The Maidstone Club, the sine qua non of social acceptability for the wealthy summer colonists, showed no signs of removing its ban on Jewish members. As a Jew, you could own a lavish mansion overlooking the manicured fairways of the Maidstone’s links course, but if you wished to actually play golf you had to travel west to Wainscott.

Hollis had witnessed at first hand anti-Jewish sentiments, or at any rate their aftermath—a Star of David daubed in white paint on the front door of a Colonial-style residence belonging to a family called the Rosens.

It had been a sorry introduction to East Hampton for Hollis, occurring just two weeks after he’d taken up his position as Deputy Chief. A stark and malicious act, it was also quite unnecessary, since a large brass Star of David was already attached to the lintel above the door, nailed there by the Rosens when they had moved into their new home.

A search of the front garden had uncovered a size-10 patent leather dress-shoe speckled with white paint in a clump of hydrangeas—a discovery that Hollis had kept to himself, along with the name of the shoe’s owner, clearly embossed on the inside.

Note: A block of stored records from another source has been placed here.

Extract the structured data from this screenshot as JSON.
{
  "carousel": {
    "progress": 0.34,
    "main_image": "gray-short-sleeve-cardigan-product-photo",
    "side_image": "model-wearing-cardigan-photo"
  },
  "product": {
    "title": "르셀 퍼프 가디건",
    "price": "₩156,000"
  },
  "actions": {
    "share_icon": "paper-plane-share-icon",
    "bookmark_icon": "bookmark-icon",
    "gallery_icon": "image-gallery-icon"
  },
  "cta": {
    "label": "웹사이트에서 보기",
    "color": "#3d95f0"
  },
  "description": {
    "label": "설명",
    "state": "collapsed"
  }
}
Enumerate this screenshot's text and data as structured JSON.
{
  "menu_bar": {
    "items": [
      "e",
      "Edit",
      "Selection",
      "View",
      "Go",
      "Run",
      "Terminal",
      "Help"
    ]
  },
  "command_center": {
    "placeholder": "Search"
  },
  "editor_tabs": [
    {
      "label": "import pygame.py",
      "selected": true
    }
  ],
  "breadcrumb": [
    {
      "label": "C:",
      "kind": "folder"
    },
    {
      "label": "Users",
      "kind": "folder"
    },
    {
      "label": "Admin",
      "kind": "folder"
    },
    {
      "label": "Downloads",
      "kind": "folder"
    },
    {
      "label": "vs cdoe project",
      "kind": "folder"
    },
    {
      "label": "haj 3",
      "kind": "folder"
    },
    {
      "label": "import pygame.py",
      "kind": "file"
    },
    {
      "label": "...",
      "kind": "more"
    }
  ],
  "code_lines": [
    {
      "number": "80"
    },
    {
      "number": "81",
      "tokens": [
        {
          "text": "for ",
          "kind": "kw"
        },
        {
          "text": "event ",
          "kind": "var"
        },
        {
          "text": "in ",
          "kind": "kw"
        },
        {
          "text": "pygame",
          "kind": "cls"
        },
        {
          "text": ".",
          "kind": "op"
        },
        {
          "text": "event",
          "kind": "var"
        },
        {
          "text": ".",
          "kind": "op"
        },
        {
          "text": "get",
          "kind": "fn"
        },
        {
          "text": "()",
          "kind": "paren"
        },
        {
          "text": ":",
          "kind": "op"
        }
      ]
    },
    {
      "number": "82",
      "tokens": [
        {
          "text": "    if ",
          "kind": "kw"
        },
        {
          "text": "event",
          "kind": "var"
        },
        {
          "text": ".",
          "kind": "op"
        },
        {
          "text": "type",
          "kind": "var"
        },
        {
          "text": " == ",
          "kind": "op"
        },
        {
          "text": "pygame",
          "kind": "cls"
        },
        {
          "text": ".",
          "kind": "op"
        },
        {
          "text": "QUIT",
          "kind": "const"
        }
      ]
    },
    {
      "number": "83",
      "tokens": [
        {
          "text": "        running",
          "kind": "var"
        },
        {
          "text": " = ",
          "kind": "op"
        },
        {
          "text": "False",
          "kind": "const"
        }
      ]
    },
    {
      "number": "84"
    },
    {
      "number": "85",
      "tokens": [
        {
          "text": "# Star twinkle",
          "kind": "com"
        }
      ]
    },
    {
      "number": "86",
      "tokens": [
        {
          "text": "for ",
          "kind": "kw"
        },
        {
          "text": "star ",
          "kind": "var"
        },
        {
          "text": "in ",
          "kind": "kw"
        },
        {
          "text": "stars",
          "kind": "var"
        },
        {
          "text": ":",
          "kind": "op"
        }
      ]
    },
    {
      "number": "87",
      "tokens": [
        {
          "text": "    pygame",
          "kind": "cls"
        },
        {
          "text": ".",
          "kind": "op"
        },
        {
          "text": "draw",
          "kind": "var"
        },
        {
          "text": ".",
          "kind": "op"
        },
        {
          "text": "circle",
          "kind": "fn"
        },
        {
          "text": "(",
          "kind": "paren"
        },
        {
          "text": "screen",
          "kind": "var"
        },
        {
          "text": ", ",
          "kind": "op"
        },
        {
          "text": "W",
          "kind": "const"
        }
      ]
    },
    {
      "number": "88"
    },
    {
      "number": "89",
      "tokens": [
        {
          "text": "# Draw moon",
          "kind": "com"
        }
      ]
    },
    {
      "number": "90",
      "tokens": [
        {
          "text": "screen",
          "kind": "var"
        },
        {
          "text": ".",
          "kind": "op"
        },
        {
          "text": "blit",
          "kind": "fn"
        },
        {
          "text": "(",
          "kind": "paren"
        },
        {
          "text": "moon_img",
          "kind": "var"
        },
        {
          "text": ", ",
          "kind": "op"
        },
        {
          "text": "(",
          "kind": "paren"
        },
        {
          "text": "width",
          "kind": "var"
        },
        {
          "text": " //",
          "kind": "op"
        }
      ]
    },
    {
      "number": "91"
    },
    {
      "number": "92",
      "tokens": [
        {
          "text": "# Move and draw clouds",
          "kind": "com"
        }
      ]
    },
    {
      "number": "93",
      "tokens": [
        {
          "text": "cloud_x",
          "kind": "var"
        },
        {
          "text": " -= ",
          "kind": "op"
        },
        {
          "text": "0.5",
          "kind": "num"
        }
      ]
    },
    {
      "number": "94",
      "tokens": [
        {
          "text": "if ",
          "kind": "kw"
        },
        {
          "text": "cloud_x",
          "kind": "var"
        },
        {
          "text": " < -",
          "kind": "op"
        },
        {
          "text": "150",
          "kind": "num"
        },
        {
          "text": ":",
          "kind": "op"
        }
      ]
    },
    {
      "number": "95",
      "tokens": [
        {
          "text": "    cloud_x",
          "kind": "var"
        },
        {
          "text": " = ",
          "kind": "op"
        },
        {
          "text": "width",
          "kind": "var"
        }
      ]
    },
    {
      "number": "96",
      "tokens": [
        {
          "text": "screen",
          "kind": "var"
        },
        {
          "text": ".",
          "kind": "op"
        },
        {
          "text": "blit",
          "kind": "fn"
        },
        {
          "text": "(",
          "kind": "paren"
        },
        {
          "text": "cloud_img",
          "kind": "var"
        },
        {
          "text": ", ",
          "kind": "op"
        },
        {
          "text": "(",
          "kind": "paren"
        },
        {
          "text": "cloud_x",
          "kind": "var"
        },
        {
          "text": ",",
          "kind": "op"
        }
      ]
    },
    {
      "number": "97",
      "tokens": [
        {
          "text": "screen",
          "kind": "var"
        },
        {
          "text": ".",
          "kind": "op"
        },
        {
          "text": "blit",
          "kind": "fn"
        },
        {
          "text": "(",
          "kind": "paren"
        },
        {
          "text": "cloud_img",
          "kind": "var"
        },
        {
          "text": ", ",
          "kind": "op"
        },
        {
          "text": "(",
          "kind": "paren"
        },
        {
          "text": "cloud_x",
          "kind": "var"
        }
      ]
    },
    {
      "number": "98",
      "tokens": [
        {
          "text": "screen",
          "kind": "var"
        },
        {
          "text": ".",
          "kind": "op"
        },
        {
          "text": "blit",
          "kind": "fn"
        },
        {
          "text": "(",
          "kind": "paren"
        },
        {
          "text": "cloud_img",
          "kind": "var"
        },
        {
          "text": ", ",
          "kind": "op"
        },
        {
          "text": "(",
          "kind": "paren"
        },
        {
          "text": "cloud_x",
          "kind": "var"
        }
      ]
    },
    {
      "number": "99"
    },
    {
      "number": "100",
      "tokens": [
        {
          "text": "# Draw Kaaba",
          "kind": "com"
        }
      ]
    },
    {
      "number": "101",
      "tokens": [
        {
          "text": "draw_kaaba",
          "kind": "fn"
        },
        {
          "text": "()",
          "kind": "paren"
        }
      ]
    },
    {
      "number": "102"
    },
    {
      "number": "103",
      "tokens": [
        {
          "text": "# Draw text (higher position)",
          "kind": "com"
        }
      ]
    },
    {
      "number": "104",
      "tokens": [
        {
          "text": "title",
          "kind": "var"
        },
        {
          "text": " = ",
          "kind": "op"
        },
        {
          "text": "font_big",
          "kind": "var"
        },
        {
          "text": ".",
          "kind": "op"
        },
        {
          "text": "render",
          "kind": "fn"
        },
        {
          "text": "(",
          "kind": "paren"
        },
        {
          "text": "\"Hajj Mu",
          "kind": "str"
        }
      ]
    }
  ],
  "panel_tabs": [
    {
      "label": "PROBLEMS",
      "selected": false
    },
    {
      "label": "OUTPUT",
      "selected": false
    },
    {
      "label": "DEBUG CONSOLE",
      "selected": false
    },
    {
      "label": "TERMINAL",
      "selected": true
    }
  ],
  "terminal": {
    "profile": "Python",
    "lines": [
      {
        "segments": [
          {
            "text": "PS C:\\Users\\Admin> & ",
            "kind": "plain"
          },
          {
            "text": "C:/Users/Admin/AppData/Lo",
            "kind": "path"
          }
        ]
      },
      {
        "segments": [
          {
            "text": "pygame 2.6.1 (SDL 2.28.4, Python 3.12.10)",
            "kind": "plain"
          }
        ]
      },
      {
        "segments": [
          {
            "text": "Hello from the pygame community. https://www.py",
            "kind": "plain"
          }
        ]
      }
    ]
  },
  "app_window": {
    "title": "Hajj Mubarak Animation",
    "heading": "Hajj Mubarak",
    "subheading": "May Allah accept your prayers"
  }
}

The gentleman was a member of the Maidstone Club, the son of the club Treasurer no less. Hollis didn’t need to summon the full force of his detective’s training to piece together the events of the evening in question: a drunken dinner following the Maidstone’s annual tennis tournament; the member’s dress-shoe; further sets of footprints in the flowerbeds; a property defaced with white paint that washed off easily—as easily, in fact, as the thin whitewash used to mark the lines on a lawn tennis court. Hardly the stuff of departmental legend.

Hollis had stalked the shoe’s owner for a few days until the opportunity presented itself for a word in private. When confronted with the evidence, the culprit pleaded high jinks. When Hollis informed him that a court of law would only accept a plea of ‘guilty’ or ‘not guilty’, he broke down in tears, right there in the changing rooms of a gentlemen’s outfitters on Newtown Lane.

Two hours later, Jacob Rosen answered his door to a blond, redeyed young man in a brand-new blazer who handed him an envelope. Inside was a banker’s draft to the order of five hundred dollars made payable to the Temple Adas Israel in Sag Harbor. The young man then asked for, and received, Jacob Rosen’s forgiveness. He politely declined the invitation to take tea and cake with the family.

To Hollis’ mind the debt was only part-paid. Almost a year on, he still kept the shoe in a box beneath his bed along with a photo of the incriminating article, taken in situ by Abel Cole in his official capacity as the Police Department’s photographer.

It was the first time the two men had met, but the signs of a fast friendship were there from the start. Hollis’ plan for an unofficial settlement of the matter had required Abel’s discretion and collusion. Indeed, it was Abel who suggested the outrageous sum of five hundred dollars by way of a penalty. He knew the family by reputation, knew the boy was good for the money but that it would pinch him hard enough to hurt. That very same week Abel Cole had added ‘And Bar Mitzvahs’ to the sign in his window.

Hollis entered the shop to find Abel photographing a sternfaced, middle-aged woman seated in a chair set against a mottled backdrop. A Persian cat lay curled on her lap, looking quite as unhappy and mistrustful as its owner. As ever, the sickly smell of darkroom chemicals hung heavy in the air.